“Home prices always rise.” That’s the conventional wisdom of the average Israeli and for the past eight years it’s been a fact. But even in a market like this, some properties have generated better returns than others. Some neighborhoods around Israel have seen prices more than tripled over the past eight years — an average rise of 25% a year — while others have seen only low double-digit gains. TheMarker has looked at these neighborhoods in three of Israel’s largest cities, pinpointing where prices have risen the least (in percentage terms) since 2007 and where they have climbed the most. Overall, 10 cities have been surveyed by TheMarker and the Madlan real estate website.
As with every price survey of the Israeli housing market, this one shows the average changes in percentage terms, rather than in nominal shekel (or dollar) amounts. This method has a number of benefits, but it gives the advantage to neighborhoods where the starting prices in 2007 were especially low.
For example, in the more exclusive neighborhoods of north Tel Aviv a price increase of 300,000 shekels ($76,500) for an apartment might reflect a 10% to 15% rise; in a neighborhood in a town far from the center of the country this amount would have doubled the value of an apartment, if not more.
Hint of future trends
But TheMarker’s survey also shows neighborhoods where prices may rise faster in the future, or the opposite, where prices are likely to remain stagnant.
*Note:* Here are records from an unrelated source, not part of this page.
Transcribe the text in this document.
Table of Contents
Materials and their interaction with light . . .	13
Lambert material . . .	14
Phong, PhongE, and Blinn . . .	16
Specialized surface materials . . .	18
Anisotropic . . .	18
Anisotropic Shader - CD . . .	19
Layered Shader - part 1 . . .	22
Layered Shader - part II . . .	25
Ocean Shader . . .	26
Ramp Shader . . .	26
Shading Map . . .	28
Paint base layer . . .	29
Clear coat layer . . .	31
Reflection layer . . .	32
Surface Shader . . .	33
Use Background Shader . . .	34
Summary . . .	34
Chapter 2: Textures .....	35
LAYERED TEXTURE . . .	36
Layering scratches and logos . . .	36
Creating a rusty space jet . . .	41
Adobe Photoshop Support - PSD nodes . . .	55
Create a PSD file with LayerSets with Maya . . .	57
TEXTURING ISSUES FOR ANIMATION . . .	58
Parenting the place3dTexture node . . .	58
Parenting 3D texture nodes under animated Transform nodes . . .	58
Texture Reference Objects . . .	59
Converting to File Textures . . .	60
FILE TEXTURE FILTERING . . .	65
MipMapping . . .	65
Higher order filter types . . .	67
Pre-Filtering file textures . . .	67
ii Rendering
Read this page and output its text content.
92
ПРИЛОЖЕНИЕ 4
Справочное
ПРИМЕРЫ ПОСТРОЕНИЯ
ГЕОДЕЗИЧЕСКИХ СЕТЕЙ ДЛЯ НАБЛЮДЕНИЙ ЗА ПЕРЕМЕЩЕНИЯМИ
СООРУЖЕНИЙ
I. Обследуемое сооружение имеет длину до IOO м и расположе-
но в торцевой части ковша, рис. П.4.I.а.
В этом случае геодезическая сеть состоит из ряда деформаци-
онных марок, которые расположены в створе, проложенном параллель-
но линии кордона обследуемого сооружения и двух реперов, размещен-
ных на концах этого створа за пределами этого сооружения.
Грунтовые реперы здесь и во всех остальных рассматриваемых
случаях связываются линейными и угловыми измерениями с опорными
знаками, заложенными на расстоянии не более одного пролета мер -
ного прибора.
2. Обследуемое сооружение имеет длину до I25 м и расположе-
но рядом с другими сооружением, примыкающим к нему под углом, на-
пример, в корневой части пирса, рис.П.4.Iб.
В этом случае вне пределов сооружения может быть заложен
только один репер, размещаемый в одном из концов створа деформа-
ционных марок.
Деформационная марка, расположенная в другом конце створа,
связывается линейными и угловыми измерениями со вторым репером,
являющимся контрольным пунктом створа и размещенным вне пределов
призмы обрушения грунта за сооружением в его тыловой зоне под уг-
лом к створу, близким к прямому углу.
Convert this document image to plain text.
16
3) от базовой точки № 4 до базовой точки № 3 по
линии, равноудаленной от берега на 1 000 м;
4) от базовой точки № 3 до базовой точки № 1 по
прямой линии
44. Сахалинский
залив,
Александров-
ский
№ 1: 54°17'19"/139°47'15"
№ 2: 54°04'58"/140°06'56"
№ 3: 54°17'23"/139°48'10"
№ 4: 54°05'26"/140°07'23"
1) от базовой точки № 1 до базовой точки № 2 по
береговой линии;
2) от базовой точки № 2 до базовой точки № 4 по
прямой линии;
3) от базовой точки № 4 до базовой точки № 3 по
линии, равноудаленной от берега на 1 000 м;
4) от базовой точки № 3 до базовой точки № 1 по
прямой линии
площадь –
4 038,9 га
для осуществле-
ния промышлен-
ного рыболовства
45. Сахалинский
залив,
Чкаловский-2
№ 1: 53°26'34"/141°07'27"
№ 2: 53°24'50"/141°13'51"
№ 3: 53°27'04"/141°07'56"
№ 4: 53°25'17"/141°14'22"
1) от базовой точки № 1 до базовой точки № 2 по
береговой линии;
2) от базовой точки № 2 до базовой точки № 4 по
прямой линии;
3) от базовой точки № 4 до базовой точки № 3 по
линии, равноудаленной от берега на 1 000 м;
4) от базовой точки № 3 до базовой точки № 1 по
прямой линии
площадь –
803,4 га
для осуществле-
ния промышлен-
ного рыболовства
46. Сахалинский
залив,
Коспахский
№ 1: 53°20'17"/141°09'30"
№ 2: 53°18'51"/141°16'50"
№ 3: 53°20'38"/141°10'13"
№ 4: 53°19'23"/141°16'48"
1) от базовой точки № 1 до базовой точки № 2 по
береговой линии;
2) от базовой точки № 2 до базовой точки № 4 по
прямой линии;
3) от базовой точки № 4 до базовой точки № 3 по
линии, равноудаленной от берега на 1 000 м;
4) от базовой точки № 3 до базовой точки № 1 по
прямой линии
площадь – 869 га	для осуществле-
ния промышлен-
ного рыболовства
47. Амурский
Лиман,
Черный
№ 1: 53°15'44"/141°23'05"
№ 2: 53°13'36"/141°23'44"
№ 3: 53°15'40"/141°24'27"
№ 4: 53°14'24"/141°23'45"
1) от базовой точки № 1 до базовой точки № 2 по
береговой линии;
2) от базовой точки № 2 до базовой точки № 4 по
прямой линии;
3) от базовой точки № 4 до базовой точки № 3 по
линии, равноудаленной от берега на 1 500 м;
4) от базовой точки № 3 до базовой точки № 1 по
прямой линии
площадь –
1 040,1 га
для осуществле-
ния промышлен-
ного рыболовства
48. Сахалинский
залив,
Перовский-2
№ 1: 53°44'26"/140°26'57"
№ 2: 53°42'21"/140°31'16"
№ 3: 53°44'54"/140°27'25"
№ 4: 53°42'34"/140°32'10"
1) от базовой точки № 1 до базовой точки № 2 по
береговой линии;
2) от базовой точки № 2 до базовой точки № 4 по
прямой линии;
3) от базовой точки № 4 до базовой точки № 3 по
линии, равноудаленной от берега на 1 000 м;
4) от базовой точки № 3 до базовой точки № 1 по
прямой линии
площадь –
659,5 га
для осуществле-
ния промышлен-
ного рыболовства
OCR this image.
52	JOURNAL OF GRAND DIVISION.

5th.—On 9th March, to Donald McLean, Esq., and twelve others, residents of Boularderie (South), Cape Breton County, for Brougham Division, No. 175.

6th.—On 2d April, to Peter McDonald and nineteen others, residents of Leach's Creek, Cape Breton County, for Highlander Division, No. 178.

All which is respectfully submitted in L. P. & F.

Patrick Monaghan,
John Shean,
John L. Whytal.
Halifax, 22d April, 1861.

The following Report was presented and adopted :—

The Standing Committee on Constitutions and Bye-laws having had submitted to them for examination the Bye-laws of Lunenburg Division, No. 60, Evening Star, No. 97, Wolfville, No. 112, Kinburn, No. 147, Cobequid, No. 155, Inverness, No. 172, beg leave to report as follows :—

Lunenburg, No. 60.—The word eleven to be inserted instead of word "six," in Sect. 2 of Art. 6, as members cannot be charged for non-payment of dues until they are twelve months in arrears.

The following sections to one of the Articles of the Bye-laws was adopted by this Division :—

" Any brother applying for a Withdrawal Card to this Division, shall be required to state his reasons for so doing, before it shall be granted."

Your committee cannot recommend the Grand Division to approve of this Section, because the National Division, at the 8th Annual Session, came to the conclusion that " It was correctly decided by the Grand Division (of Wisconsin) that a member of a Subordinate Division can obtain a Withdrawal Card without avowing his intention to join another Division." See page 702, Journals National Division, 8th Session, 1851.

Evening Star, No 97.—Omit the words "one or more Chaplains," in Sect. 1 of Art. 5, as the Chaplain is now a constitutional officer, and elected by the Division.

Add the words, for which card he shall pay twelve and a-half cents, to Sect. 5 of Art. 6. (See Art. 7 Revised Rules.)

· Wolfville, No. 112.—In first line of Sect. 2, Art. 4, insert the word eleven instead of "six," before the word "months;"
For example, TheMarker found that new construction almost always leads to accelerated price increases, including for existing homes. In almost every neighborhood that showed the most moderate price increases, there had been no new construction for years either in the neighborhood or nearby.
Another factor pushing prices higher was a high percentage of buyers purchasing homes as an investment. In neighborhoods where most purchases were made by people who planned to live in them, the turnover of properties was lower, which keeps prices down. Another factor tamping things down in certain neighborhoods was the local municipality’s failure to invest in parks, transportation and other infrastructure beyond the bare minimum.
To obtain the figures, Raveh Eytan, Madlan’s vice president of research and strategy, measured prices on all home sales reported to the Tax Authority in 2007 and from July 2014 through June 2015.
“Sales were divided up by neighborhoods, and within the neighborhoods into homogenous subgroups based on home types. In every subgroup that included a significant number of sales, we examined the change in prices,” he says.
“After that, we calculated the weighted average for the neighborhood, taking into account the number of sales in every subgroup. The municipal average was calculated using the weighted average for all the neighborhoods where the change in price was calculated, based on the appropriate weights.”
Jerusalem Ir Ganim Bet:
The steepest price rises in Jerusalem — some 131% over the past eight years, compared with an average of 79% for the entire city — were strangely enough in one of the poorest areas in the capital. At least that was the situation until a few years ago in Ir Ganim Bet, but in recent years middle-class families have moved in. The area suddenly became much more attractive after the development of the new neighborhood Givat Massuah got underway in 2010, says real estate assessor Yair Yadid.
Ir Ganim Bet is characterized by high-density apartment buildings, as opposed to neighboring Ir Ganim Aleph with its single-family homes. It’s divided into two sections — an older area of mostly three-room apartments and an area of new construction, though it amounts to only a few hundred units.